Oleh: AMR
Namanya Pak Mahwar. Ia guru saya di SD. Beliau masih sehat dan bahagia menikmati pensiunnya hingga kini. Bagi saya, ia pendidik yang punya banyak pengetahuan. Salah satu ilmu yang melekat betul di kepala saya hingga saat ini adalah soal awalan dan akhiran.
Dengan gaya khasnya, ia meminta kami melafal dan menghafal. Ber, ter, di, me, pe, se masuk kategori awalan. Sedangkan akhiran, kami dikenalkan dengan an, in, kan, lah, tah, kah, ku, mu, nya. Saya tak lagi pernah “menggugat” itu, bahkan menganggapnya sebagai dogma. Ia jadi kebenaran.
Tiap kali menulis, kenangan soal awalan dan akhiran yang legendaris itu selalu diingat. Perlahan, saya menyukai Bahasa Indonesia berikut berbagai jenis, ragam dan lema yang menyertainya.
Bila menemukan kata baru, saya pasti akan mencari artinya. Aplikasi KBBI V ada di Ponsel saya.
Bila sedang membaca-apapun yang ada hurufnya-saya selalu memperhatikan urusan awalan dan akhiran yang ternyata punya banyak kaidah saat mengimbuhnya dalam satu kata.
Misalnya, boleh jadi jarang yang memerhatikan soal kata-kata yang diawali huruf K, P, T, dan S, bagaimana saat bertemu awalan.

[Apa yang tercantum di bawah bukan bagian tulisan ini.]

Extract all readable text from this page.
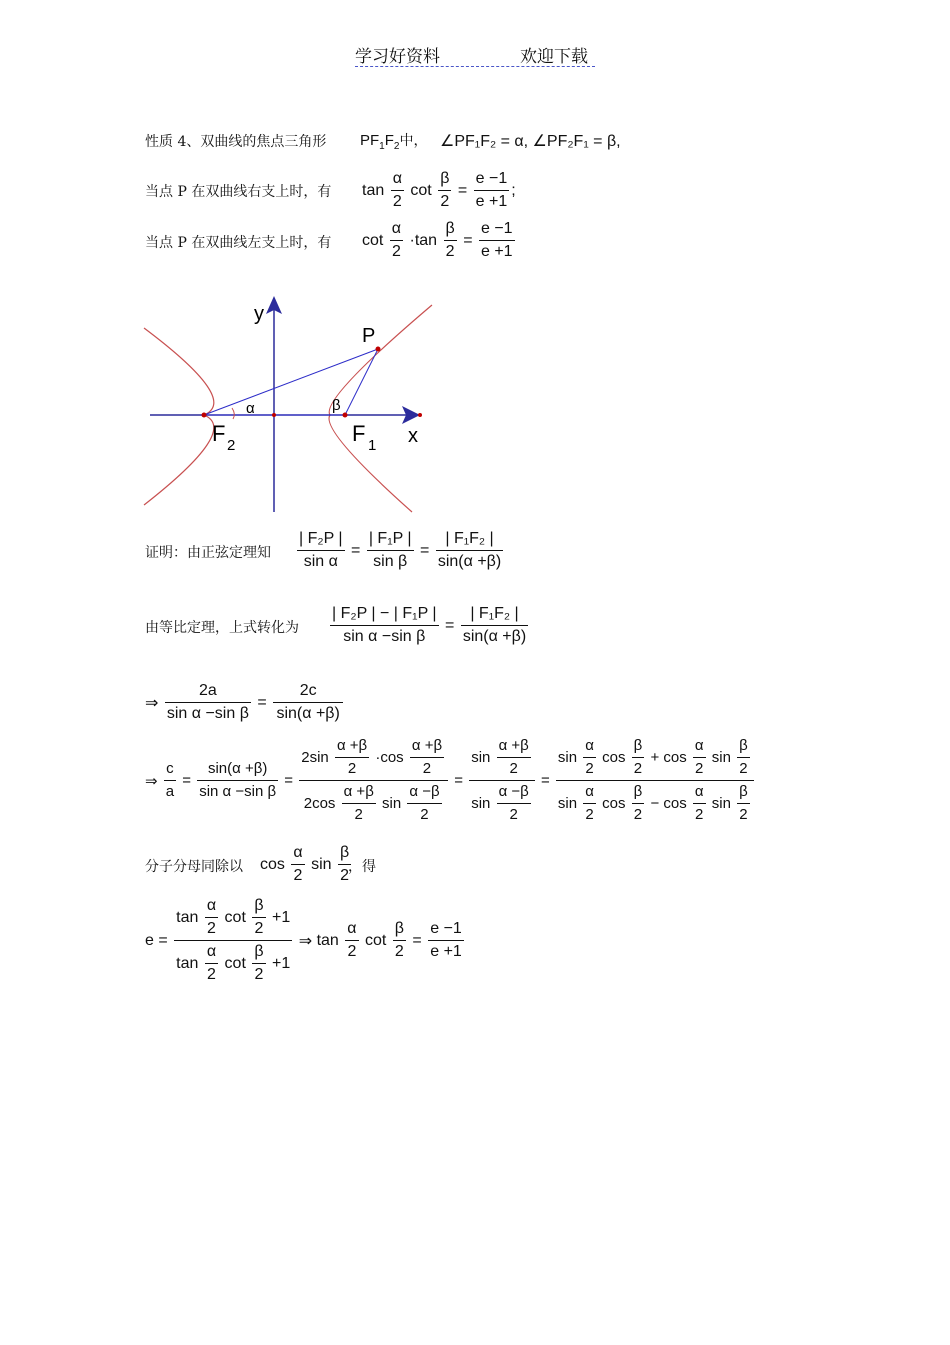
学习好资料	欢迎下载
性质 4、双曲线的焦点三角形 $PF_1F_2$中， ∠PF₁F₂ = α, ∠PF₂F₁ = β,
当点 P 在双曲线右支上时，有 $\tan \frac{\alpha}{2}$ $\cot \frac{\beta}{2} = \frac{e -1}{e +1}$ ;
当点 P 在双曲线左支上时，有 $\cot \frac{\alpha}{2} \cdot\tan \frac{\beta}{2} = \frac{e -1}{e +1}$
y
x
P
F 2	F 1
α	β
证明：由正弦定理知 $\frac{\text{| F₂P |}}{\text{sin α}} = \frac{\text{| F₁P |}}{\text{sin β}} = \frac{\text{| F₁F₂ |}}{\sin(\alpha +\beta)}$
由等比定理，上式转化为 $\frac{\text{| F₂P | − | F₁P |}}{\text{sin α −sin β}} = \frac{\text{| F₁F₂ |}}{\sin(\alpha +\beta)}$
⇒ $\frac{2a}{\text{sin α −sin β}} = \frac{2c}{\sin(\alpha +\beta)}$
⇒ $\frac{c}{a} = \frac{\sin(\alpha +\beta)}{\text{sin α −sin β}} = \frac{2\sin \frac{\alpha +\beta}{2} \cdot\cos \frac{\alpha +\beta}{2}}{2\cos \frac{\alpha +\beta}{2} \sin \frac{\alpha -\beta}{2}} = \frac{\sin \frac{\alpha +\beta}{2}}{\sin \frac{\alpha -\beta}{2}}$ =
$\sin \frac{\alpha}{2}$ $\cos \frac{\beta}{2} + \cos \frac{\alpha}{2}$ $\sin \frac{\beta}{2}$
$\sin \frac{\alpha}{2}$ $\cos \frac{\beta}{2} - \cos \frac{\alpha}{2}$ $\sin \frac{\beta}{2}$
分子分母同除以 $\cos \frac{\alpha}{2}$ $\sin \frac{\beta}{2}$
，得
$e = \frac{\tan \frac{\alpha}{2} \cot \frac{\beta}{2} +1}{\tan \frac{\alpha}{2} \cot \frac{\beta}{2} +1}$ ⇒ $\tan \frac{\alpha}{2}$ $\cot \frac{\beta}{2} = \frac{e -1}{e +1}$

Urusan ini ternyata tidaklah sederhana, karena punya norma sendiri.
Pada praktiknya-bukan praktek ya-seringkali kita menemukan tulisan di berita-berita yang tautannya memenuhi grup-grup WA abai atau mungkin si penulis tak paham kaidahnya.
Lagi-lagi, ini soal kebiasaan yang dianggap benar. Padahal rumusnya adalah biasakan yang benar. Membenarkan yang biasa, jatuhnya salah kaprah.
Contohnya, kata sosialisasi. Bila diberi imbuhan “meng”, biasanya langsung ditulis “mensosialisasikan”. Padahal harusnya diubah jadi “menyosialisasikan”.